# South Florida Fishing



## paint it black (Nov 3, 2007)

Alissa (Tampa Flats Girl) came down to do some fishing. To goal was to get her on some bonefish. But the weather wasn't on our side. After getting rained on, we decided it wasn't going to happen. So we had to figure out a back up plan. We went in search of Peacock Bass. Something else she can't catch over in her home waters of Tampa. But of course, the moment we get to the area and make some casts, another storm rolled through. We had to seek shelter from the rain. 

Here she is showing me how she ties her uni to uni while we waited out the storm. 









Once the storm passed, we looked around. I quickly caught one on fly, and then Alissa answered back.  She caught her first peacock bass. I caught a few more, but these weren't very large.

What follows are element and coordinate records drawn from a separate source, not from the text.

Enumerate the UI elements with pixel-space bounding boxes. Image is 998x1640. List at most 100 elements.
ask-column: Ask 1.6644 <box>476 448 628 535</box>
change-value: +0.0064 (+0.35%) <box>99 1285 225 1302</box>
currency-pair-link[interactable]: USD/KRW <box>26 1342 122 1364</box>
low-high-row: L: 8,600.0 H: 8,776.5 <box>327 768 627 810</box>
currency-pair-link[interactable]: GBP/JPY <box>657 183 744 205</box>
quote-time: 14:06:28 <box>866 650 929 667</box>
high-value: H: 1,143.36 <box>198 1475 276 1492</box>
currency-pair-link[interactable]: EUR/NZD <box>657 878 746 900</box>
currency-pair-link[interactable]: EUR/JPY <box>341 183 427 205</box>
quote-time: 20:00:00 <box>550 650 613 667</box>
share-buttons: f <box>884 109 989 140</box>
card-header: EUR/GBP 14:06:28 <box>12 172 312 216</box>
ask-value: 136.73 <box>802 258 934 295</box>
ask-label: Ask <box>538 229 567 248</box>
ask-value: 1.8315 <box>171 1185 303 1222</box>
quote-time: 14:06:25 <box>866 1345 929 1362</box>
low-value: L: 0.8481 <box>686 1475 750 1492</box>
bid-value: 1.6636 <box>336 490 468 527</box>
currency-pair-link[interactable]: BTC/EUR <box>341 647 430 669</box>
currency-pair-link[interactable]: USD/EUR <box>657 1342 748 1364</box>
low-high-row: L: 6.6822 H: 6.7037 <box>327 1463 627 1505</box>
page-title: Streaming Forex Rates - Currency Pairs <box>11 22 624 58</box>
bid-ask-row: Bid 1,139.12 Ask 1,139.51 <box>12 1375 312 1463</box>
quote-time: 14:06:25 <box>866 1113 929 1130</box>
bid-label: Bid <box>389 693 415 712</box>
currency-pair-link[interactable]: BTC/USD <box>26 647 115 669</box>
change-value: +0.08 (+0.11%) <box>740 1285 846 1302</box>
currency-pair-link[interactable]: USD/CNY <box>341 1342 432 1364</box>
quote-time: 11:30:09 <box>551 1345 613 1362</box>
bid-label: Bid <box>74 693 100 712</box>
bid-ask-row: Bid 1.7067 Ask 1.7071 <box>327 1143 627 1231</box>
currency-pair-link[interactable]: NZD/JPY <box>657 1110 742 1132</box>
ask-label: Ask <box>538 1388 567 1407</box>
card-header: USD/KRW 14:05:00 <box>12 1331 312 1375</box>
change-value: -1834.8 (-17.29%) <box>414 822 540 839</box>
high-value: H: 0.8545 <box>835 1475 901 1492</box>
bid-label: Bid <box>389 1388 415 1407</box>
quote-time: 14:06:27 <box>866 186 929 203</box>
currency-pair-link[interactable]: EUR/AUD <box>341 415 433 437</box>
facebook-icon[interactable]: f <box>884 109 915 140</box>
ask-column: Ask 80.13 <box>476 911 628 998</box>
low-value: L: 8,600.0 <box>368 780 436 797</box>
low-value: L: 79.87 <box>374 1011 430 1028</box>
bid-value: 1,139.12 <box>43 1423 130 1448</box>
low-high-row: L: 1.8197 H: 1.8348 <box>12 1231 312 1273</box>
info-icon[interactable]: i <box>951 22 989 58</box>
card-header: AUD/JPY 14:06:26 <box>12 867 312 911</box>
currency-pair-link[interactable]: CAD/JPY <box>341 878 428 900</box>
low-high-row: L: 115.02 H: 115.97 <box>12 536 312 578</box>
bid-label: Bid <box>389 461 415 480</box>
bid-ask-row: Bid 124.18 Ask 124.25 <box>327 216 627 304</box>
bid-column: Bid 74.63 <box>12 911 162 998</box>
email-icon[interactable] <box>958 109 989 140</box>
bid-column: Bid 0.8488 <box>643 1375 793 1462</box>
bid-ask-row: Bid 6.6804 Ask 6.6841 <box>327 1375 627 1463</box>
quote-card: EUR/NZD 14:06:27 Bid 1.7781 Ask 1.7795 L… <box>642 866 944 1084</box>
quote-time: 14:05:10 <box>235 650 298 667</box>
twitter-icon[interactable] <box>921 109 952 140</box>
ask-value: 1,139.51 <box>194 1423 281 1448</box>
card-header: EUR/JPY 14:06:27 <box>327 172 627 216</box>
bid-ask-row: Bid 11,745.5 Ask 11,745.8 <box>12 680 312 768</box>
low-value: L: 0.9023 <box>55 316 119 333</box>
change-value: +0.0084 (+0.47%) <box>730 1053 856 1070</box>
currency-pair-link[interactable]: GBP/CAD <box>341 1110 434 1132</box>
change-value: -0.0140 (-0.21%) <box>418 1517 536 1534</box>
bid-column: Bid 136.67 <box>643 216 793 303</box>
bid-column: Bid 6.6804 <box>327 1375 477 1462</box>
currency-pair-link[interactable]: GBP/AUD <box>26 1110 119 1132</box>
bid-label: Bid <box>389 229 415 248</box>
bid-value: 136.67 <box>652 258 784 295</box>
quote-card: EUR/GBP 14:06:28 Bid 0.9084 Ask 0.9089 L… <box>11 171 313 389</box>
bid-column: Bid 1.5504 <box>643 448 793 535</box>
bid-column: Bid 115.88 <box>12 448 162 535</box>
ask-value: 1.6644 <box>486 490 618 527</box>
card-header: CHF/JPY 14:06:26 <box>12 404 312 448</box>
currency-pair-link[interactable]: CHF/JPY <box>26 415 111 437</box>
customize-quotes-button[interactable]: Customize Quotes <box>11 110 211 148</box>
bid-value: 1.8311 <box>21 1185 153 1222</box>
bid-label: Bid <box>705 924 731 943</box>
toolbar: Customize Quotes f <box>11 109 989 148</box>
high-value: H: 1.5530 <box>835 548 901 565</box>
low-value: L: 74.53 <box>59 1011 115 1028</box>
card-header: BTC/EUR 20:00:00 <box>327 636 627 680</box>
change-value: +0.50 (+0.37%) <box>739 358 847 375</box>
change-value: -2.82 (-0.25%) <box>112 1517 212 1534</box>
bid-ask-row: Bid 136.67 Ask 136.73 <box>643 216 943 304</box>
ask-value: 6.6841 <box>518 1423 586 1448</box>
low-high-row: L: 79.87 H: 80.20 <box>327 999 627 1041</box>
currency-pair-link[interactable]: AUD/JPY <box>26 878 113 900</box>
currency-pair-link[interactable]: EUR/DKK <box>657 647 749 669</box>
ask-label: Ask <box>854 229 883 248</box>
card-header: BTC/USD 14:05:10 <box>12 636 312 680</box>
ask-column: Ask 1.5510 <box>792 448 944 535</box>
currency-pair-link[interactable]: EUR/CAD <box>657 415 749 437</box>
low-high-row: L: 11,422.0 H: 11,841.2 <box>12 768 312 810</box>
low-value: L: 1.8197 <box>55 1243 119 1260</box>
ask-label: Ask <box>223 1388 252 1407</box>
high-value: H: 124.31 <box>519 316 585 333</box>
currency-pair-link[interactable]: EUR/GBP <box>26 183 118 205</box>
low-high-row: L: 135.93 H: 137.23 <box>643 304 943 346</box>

So I decided to make the move to find bigger fish. Alissa came through with a monster peacock bass. These pictures don't do justice as to how large this peacock bass really was. And even though it busted her thumb open, she still got him up for a photo. I was surprised by her abilities. lol

We ended the afternoon under a bridge trying to get some snook and tarpon action. But nothing cooperated with those plans. 
At least we had a good time catching several peacock bass.


























Hopefully she'll be back down soon to get her on that bonefish!


----------



## Shadowcast (Feb 26, 2008)

Great shots! Alissa was psyched about heading down there! She can hang with the boys in any venue!


----------



## BRunner346 (Dec 28, 2010)

thats great work there! lovin the Hat as well! all about the U!


----------



## dacuban1 (Sep 9, 2008)

nice job guys! let me know next time u guys are going so i can tag along...maybe make sum video too...we dont have p's on fly yet!


----------



## shallowminded (Dec 10, 2008)

SICK!! I havent been freshwater fishing in years! if you look at the second picture from the bottom you can really see how that fish split her thumb up. nice pics.


----------